Les groupes armés continuent de contrôler des quartiers entiers, paralysant les activités économiques, provoquant des déplacements massifs de population et affaiblissant davantage des institutions déjà fragilisées. Dans ce contexte, Alix Didier Fils-Aimé a insisté sur un point essentiel : sans sécurité, il ne peut y avoir ni démocratie, ni développement durable.

Le Premier ministre a placé la restauration de l’autorité de l’État au cœur de son intervention. Pour lui, il ne s’agit pas seulement de combattre les gangs, mais de rétablir un ordre républicain capable de garantir les droits fondamentaux des citoyens.
Cela passe notamment par le renforcement des capacités de la Police nationale d’Haïti et par une présence accrue des forces de sécurité sur l’ensemble du territoire. Il a également souligné l’importance d’un déploiement complet et effectif des dispositifs internationaux de soutien, tout en rappelant que ces actions doivent impérativement respecter les droits humains.
Malgré la gravité de la situation, le chef du gouvernement a tenu à saluer les premiers résultats obtenus dans la lutte contre les groupes armés. Certaines opérations récentes ont permis de reprendre le contrôle de zones stratégiques et de réduire temporairement la capacité d’action de certains gangs.

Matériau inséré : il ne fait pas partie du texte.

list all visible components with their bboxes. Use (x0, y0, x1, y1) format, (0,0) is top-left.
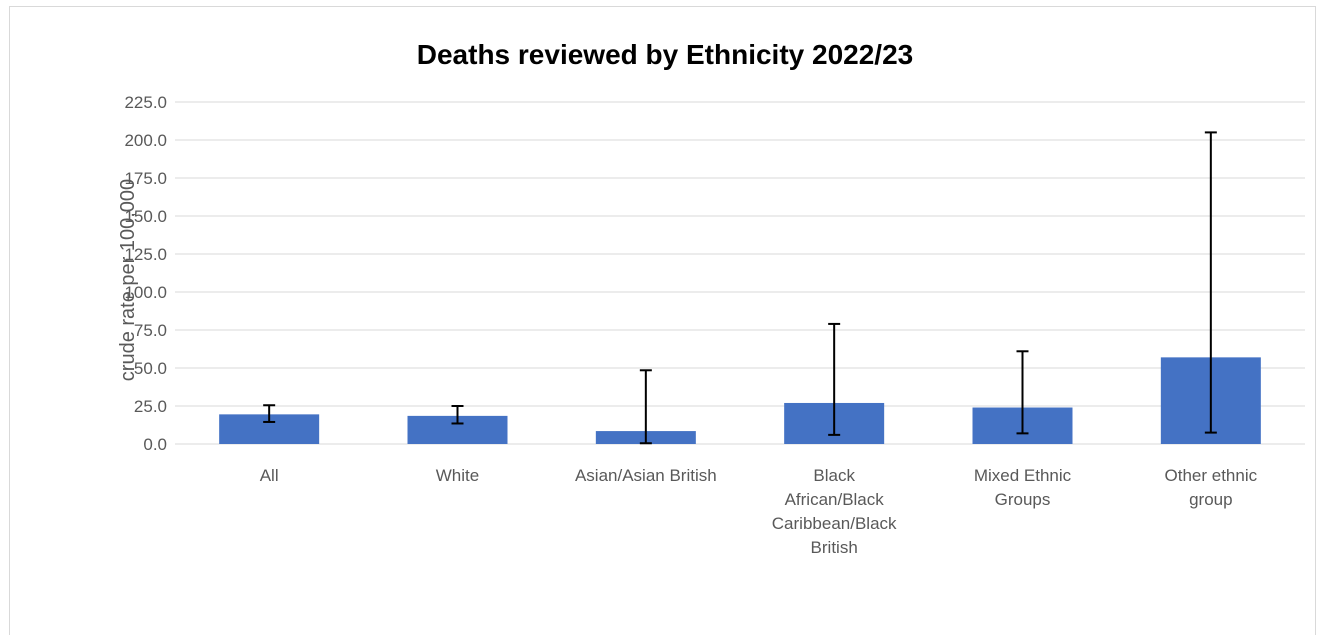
y-tick-label: 50.0 (134, 359, 167, 378)
chart-svg: Deaths reviewed by Ethnicity 2022/23 cru… (117, 39, 1305, 557)
y-tick-label: 100.0 (124, 283, 167, 302)
category-label-line: All (260, 466, 279, 485)
category-label: All (260, 466, 279, 485)
category-label-line: Caribbean/Black (772, 514, 897, 533)
gridlines (175, 101, 1305, 445)
category-label: Mixed Ethnic Groups (974, 466, 1072, 509)
category-label: Asian/Asian British (575, 466, 717, 485)
y-tick-label: 75.0 (134, 321, 167, 340)
y-tick-label: 25.0 (134, 397, 167, 416)
chart-area: Deaths reviewed by Ethnicity 2022/23 cru… (9, 6, 1316, 635)
y-tick-label: 125.0 (124, 245, 167, 264)
category-label: Black African/Black Caribbean/Black British (772, 466, 897, 557)
y-tick-label: 0.0 (143, 435, 167, 454)
bars (219, 357, 1261, 444)
category-label-line: Mixed Ethnic (974, 466, 1072, 485)
y-tick-label: 225.0 (124, 93, 167, 112)
y-tick-label: 150.0 (124, 207, 167, 226)
category-label-line: Other ethnic (1165, 466, 1258, 485)
y-axis-label: crude rate per 100,000 (117, 179, 139, 381)
y-axis-ticks: 0.0 25.0 50.0 75.0 100.0 125.0 150.0 175.0 200.0… (124, 93, 167, 454)
category-label-line: Asian/Asian British (575, 466, 717, 485)
chart-title: Deaths reviewed by Ethnicity 2022/23 (417, 39, 913, 70)
category-label: Other ethnic group (1165, 466, 1258, 509)
y-tick-label: 175.0 (124, 169, 167, 188)
category-label-line: White (436, 466, 479, 485)
category-label: White (436, 466, 479, 485)
category-label-line: Groups (995, 490, 1051, 509)
category-label-line: African/Black (785, 490, 885, 509)
category-label-line: group (1189, 490, 1232, 509)
y-tick-label: 200.0 (124, 131, 167, 150)
error-bars (263, 131, 1217, 445)
category-label-line: Black (813, 466, 855, 485)
category-label-line: British (811, 538, 858, 557)
x-axis-categories: All White Asian/Asian British Black African/… (260, 466, 1258, 557)
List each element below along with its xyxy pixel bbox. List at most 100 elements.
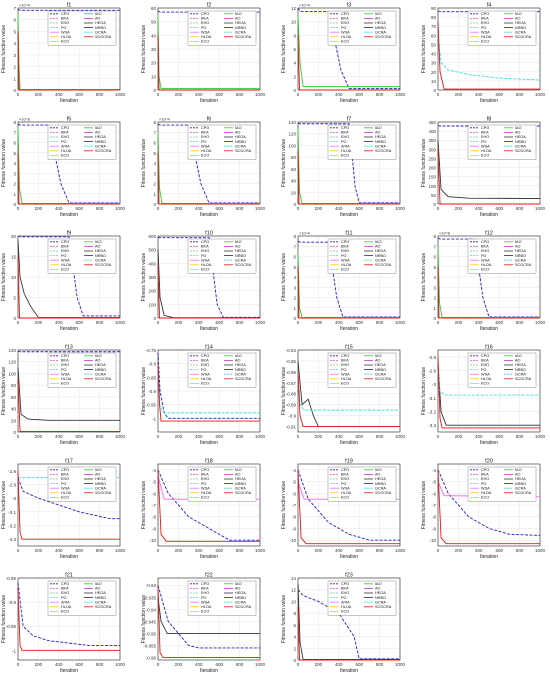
x-tick-label: 1000 [395,206,406,211]
legend-label-iao: IAO [95,126,102,130]
y-tick-label: 100 [8,371,16,376]
chart-title: f13 [65,345,73,351]
y-axis-label: Fitness function value [1,367,7,416]
legend-label-eho: EHO [481,21,489,25]
legend-label-po: PO [201,368,207,372]
x-tick-label: 600 [495,434,503,439]
legend-label-hloa: HLOA [341,491,352,495]
series-line-iao [157,132,260,204]
legend-label-po: PO [341,254,347,258]
x-tick-label: 600 [495,206,503,211]
y-tick-label: -0.86 [286,370,297,375]
legend-label-gcra: GCRA [95,30,106,34]
y-axis-label: Fitness function value [1,25,7,74]
x-tick-label: 1000 [535,548,546,553]
legend-box [327,580,397,616]
legend-label-gcra: GCRA [235,258,246,262]
legend-label-cpo: CPO [61,468,69,472]
plot-frame [297,463,401,547]
y-axis-label: Fitness function value [281,367,287,416]
legend-label-bka: BKA [481,359,489,363]
y-tick-label: 2 [293,74,296,79]
legend-label-ao: AO [235,473,241,477]
plot-frame [157,577,261,661]
legend-label-wsa: WSA [341,258,350,262]
y-tick-label: 6 [293,623,296,628]
legend-label-scgcra: SCGCRA [95,35,112,39]
y-tick-label: 0 [153,316,156,321]
y-axis-label: Fitness function value [1,139,7,188]
y-tick-label: 7 [13,130,16,135]
x-tick-label: 1000 [115,434,126,439]
series-line-heoa [437,363,540,426]
y-tick-label: 120 [8,360,16,365]
legend-label-wsa: WSA [341,600,350,604]
legend-label-cpo: CPO [61,240,69,244]
legend-label-eho: EHO [61,363,69,367]
legend-label-cpo: CPO [341,468,349,472]
y-tick-label: 10 [291,20,297,25]
chart-title: f23 [345,573,353,579]
x-tick-label: 600 [495,548,503,553]
legend-label-ao: AO [235,359,241,363]
y-tick-label: -9 [432,526,436,531]
series-line-cpo [17,477,120,520]
x-tick-label: 1000 [535,320,546,325]
x-tick-label: 600 [75,320,83,325]
y-tick-label: -0.95 [146,403,157,408]
x-tick-label: 400 [475,548,483,553]
y-axis-label: Fitness function value [141,367,147,416]
series-line-scgcra [297,469,400,545]
y-tick-label: 140 [288,120,296,125]
legend-label-wsa: WSA [481,486,490,490]
y-axis-label: Fitness function value [1,481,7,530]
x-axis-label: Iteration [200,554,218,560]
legend-label-nrbo: NRBO [515,140,526,144]
legend-label-nrbo: NRBO [235,26,246,30]
legend-label-ao: AO [235,245,241,249]
series-line-iao [17,127,120,204]
legend-label-wsa: WSA [201,600,210,604]
x-tick-label: 600 [75,662,83,667]
series-line-iao [437,246,540,318]
x-tick-label: 200 [175,92,183,97]
legend-label-iao: IAO [515,12,522,16]
series-line-cpo [297,469,400,541]
legend-label-gcra: GCRA [95,486,106,490]
x-tick-label: 600 [215,320,223,325]
y-axis-label: Fitness function value [421,481,427,530]
x-tick-label: 800 [236,206,244,211]
x-tick-label: 0 [17,662,20,667]
legend-box [47,124,117,160]
chart-title: f5 [67,117,72,123]
y-tick-label: 8 [293,33,296,38]
x-tick-label: 600 [215,92,223,97]
series-line-heoa [157,597,260,634]
legend-label-hloa: HLOA [481,491,492,495]
legend-label-scgcra: SCGCRA [235,491,252,495]
x-tick-label: 800 [376,92,384,97]
legend-label-scgcra: SCGCRA [95,605,112,609]
y-tick-label: 20 [151,61,157,66]
y-axis-label: Fitness function value [141,253,147,302]
y-tick-label: 2 [293,296,296,301]
y-axis-label: Fitness function value [141,25,147,74]
x-tick-label: 0 [437,434,440,439]
y-tick-label: -0.9 [148,389,156,394]
x-axis-label: Iteration [60,212,78,218]
legend-label-ao: AO [515,473,521,477]
legend-label-hloa: HLOA [61,377,72,381]
y-tick-label: 0 [293,316,296,321]
x-tick-label: 200 [35,92,43,97]
y-tick-label: 30 [151,47,157,52]
x-tick-label: 0 [17,206,20,211]
legend-box [467,466,537,502]
x-axis-label: Iteration [200,98,218,104]
legend-label-iao: IAO [95,12,102,16]
legend-label-eco: ECO [61,382,69,386]
x-tick-label: 200 [175,548,183,553]
chart-panel-f16: -3.3 -3.2 -3.1 -3 -2.9 -2.8 0 200 400 600 800 1000 f… [421,345,546,447]
y-tick-label: 80 [11,383,17,388]
legend-label-scgcra: SCGCRA [515,491,532,495]
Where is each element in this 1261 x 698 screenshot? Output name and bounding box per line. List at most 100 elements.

Cependant, ces progrès restent fragiles et insuffisants face à l’ampleur du défi. Sans un appui international structuré et durable, ces gains risquent de ne pas tenir sur le long terme.
Un appel à passer des promesses aux actions
L’un des moments forts de son intervention a été son appel direct aux partenaires internationaux. Alix Didier Fils-Aimé a exhorté la communauté internationale à dépasser le stade des engagements et à traduire les promesses en actions concrètes.
Cet appel reflète une frustration croissante face à la lenteur des réponses internationales, alors même que la situation sur le terrain continue de se détériorer. Pour le gouvernement haïtien, chaque retard se paie au prix fort, en vies humaines et en déstabilisation accrue.

Au-delà de l’urgence sécuritaire, le Premier ministre a réaffirmé la vision de son gouvernement : restaurer la sécurité pour créer les conditions d’élections crédibles et engager le pays sur la voie de la stabilité.
Ce trio: sécurité, élections et stabilisation; apparaît comme l’unique chemin crédible pour sortir durablement de la crise. Sans un niveau minimal de sécurité, organiser des élections fiables devient non seulement difficile, mais pratiquement irréalisable.
L’intervention de Alix Didier Fils-Aimé devant le Conseil de sécurité des Nations unies marque un moment clé. Elle met en lumière l’ampleur du défi auquel Haïti est confrontée, mais aussi la détermination de ses autorités à reprendre le contrôle de la situation.
Reste désormais à savoir si cet appel sera entendu. Car pour Haïti, le temps n’est plus aux discours : il est à l’action.